Sunday, July 27, 2008

Nostalgia Notes on the Net

Mad Men Sixties Style

Swingtown Seventies Style


1960's
Style Spy has posted on the the influence of the 1960's styles which have been beautifully executed in Mad Men . Clearly the latest Vogue has picked up on the 1960's trend with its spread featuring a perfectly coiffed model in ladylike suits and gloves photographed in and about country club quality Cadillacs.


1970's
Glenn Reynolds has linked to Tim Cavanaugh's article on 1970's Style Envy as seen in TV's Swingtown and film's such as Viva.

Win Free Sex!
The never-ending charm of sexual revolution nostalgia


But the relative daring of both raises a question: In a world where amp-lover and plushy-fetish porn is as near as your web browser, why does the cutting edge of erotic exploration seem to be found in material that's nearly four decades old?
The appeal may be simple style envy. Swingtown luxuriates in the Super Seventies vibe to a degree that is bracing even after many years of Me Decade nostalgia. Some viewers, this one included, have had a hard time getting up to speed with the three couples at the center of the show, who fit too neatly into a continuum from free love to hidebound tradition (i.e., there's one enthusiastic open marriage, a pair of lovably nervous erotic explorers, and one set of cramped, Stepfordesque squares). But who (other than Nielsen viewers, apparently) could say no to the milieu of plaited hair, randy airline pilots, swingers parties, and paneled kitchens? Viva, an even more finely wrought piece of art, aims not for the look of the period but for the look of the period's movies: the high-key, pseudo-Technicolor lighting scheme and spare, colorful set design a handful of us have been missing ever since Dragnet went off the air; nudge-nudge wink-wink dialogue delivered in the flattest possible tones; and the way everybody's always got a cocktail in one hand a cigarette in the other.

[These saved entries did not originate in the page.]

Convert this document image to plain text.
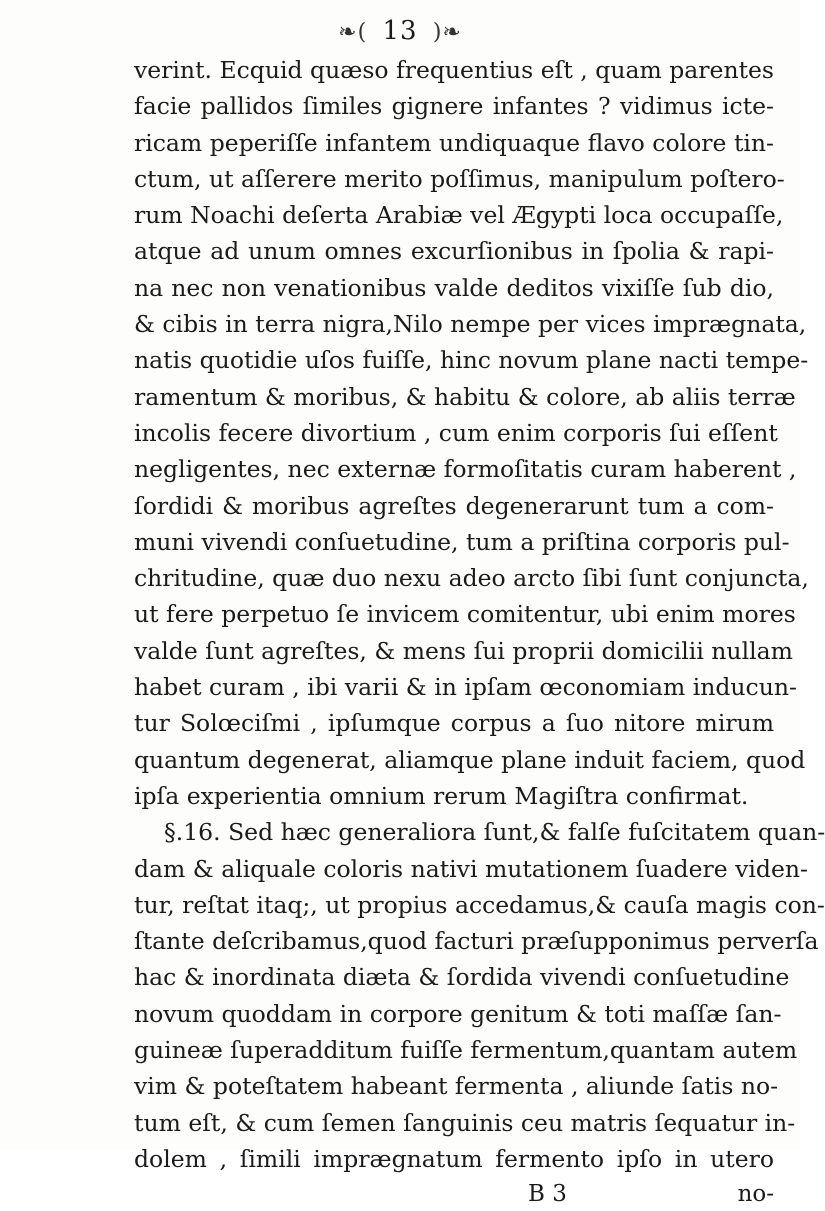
❧( 13 )❧
verint. Ecquid quæso frequentius eſt , quam parentes
facie pallidos ſimiles gignere infantes ? vidimus icte-
ricam peperiſſe infantem undiquaque flavo colore tin-
ctum, ut aſſerere merito poſſimus, manipulum poſtero-
rum Noachi deſerta Arabiæ vel Ægypti loca occupaſſe,
atque ad unum omnes excurſionibus in ſpolia & rapi-
na nec non venationibus valde deditos vixiſſe ſub dio,
& cibis in terra nigra,Nilo nempe per vices imprægnata,
natis quotidie uſos fuiſſe, hinc novum plane nacti tempe-
ramentum & moribus, & habitu & colore, ab aliis terræ
incolis fecere divortium , cum enim corporis ſui eſſent
negligentes, nec externæ formoſitatis curam haberent ,
ſordidi & moribus agreſtes degenerarunt tum a com-
muni vivendi conſuetudine, tum a priſtina corporis pul-
chritudine, quæ duo nexu adeo arcto ſibi ſunt conjuncta,
ut fere perpetuo ſe invicem comitentur, ubi enim mores
valde ſunt agreſtes, & mens ſui proprii domicilii nullam
habet curam , ibi varii & in ipſam œconomiam inducun-
tur Solœciſmi , ipſumque corpus a ſuo nitore mirum
quantum degenerat, aliamque plane induit faciem, quod
ipſa experientia omnium rerum Magiſtra confirmat.
§.16. Sed hæc generaliora ſunt,& falſe fuſcitatem quan-
dam & aliquale coloris nativi mutationem ſuadere viden-
tur, reſtat itaq;, ut propius accedamus,& cauſa magis con-
ſtante deſcribamus,quod facturi præſupponimus perverſa
hac & inordinata diæta & ſordida vivendi conſuetudine
novum quoddam in corpore genitum & toti maſſæ ſan-
guineæ ſuperadditum fuiſſe fermentum,quantam autem
vim & poteſtatem habeant fermenta , aliunde ſatis no-
tum eſt, & cum ſemen ſanguinis ceu matris ſequatur in-
dolem , ſimili imprægnatum fermento ipſo in utero
B 3	no-
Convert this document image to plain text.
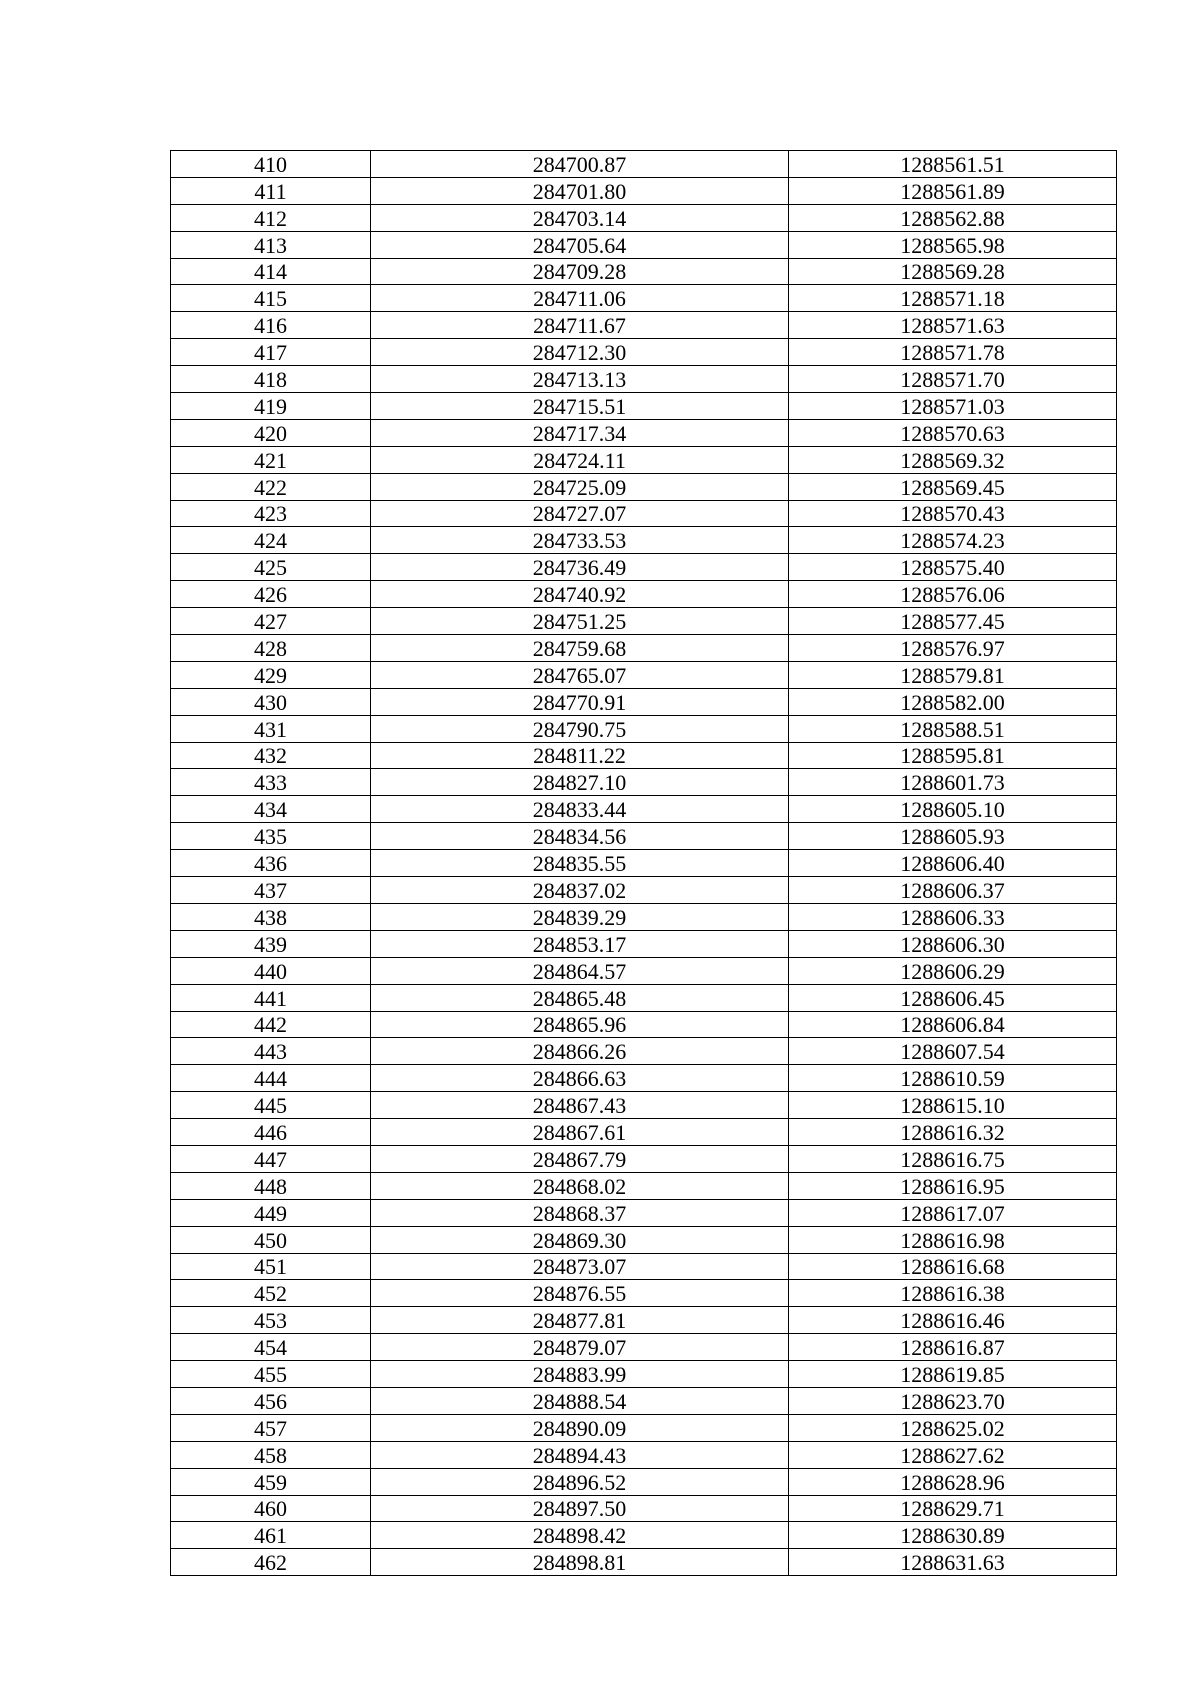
410	284700.87	1288561.51
411	284701.80	1288561.89
412	284703.14	1288562.88
413	284705.64	1288565.98
414	284709.28	1288569.28
415	284711.06	1288571.18
416	284711.67	1288571.63
417	284712.30	1288571.78
418	284713.13	1288571.70
419	284715.51	1288571.03
420	284717.34	1288570.63
421	284724.11	1288569.32
422	284725.09	1288569.45
423	284727.07	1288570.43
424	284733.53	1288574.23
425	284736.49	1288575.40
426	284740.92	1288576.06
427	284751.25	1288577.45
428	284759.68	1288576.97
429	284765.07	1288579.81
430	284770.91	1288582.00
431	284790.75	1288588.51
432	284811.22	1288595.81
433	284827.10	1288601.73
434	284833.44	1288605.10
435	284834.56	1288605.93
436	284835.55	1288606.40
437	284837.02	1288606.37
438	284839.29	1288606.33
439	284853.17	1288606.30
440	284864.57	1288606.29
441	284865.48	1288606.45
442	284865.96	1288606.84
443	284866.26	1288607.54
444	284866.63	1288610.59
445	284867.43	1288615.10
446	284867.61	1288616.32
447	284867.79	1288616.75
448	284868.02	1288616.95
449	284868.37	1288617.07
450	284869.30	1288616.98
451	284873.07	1288616.68
452	284876.55	1288616.38
453	284877.81	1288616.46
454	284879.07	1288616.87
455	284883.99	1288619.85
456	284888.54	1288623.70
457	284890.09	1288625.02
458	284894.43	1288627.62
459	284896.52	1288628.96
460	284897.50	1288629.71
461	284898.42	1288630.89
462	284898.81	1288631.63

This is why I think the unleashing of the Frigid Woman is the key to this story, the explanation for why the sexual revolution contained both new vistas of freedom and the seeds of its own undoing. For all that loosening up ultimately contained just more male insistence, a sense that the real problem with society was that women just weren't putting out enough! The journey to sexual liberation was sold as a step forward for women, but it was also a clever way to eliminate the option of saying no. And while "frigidity" was a phenomenon that had been discussed for decades, it reached crash velocity just when the promise of balling your way through to the other side seemed believable. It turned out women weren't having a problem achieving orgasm at all: They just couldn't do it with you.
Brilliant


1980's
Samizdata's Quote of the Day from PJ O'Rourke


"Weren't the eighties grand? Cash grew on trees or, anyway, coca bushes. The rich roamed the land in vast herds hunted by proud, free tribes of investment brokers who lived a simple life in tune with money. Every wristwatch was a Rolex. Every car was a Mercedes-Benz. A fellow could romance a gal without shrink-wrapping his privates and negotiating the Treaty of Ghent. Communist dictators were losing their jobs, not presidents of America and General Motors. Women wore Adolfo gowns instead of dumpy federal circuit court judge robes. The Malcolm who mattered was Forbes. Bill Clinton was only a microscopic polyp in the colon of national politics, and Hillary was still in flight school, hadn't even soloed on her broom. What a blast we were having. The suburbs had just discovered Martha Stewart, the cities had just discovered crack. So many parties and none of them Democratic...Back then health care was a tummy tuck, not an inalienable right. If you wanted a better environment, you went to Laura Ashley."



So, isn't it getting to be about time for a little nostalgia for the Go Go 1990's.
Shouldn't we soon see a show based on Sand Hill Road venture capitalists, Silicon Valley tech geeks and the Wall Street analysts who were in their pockets during the days of the search for the New New Thing...all set in the heady happy time before 9-11?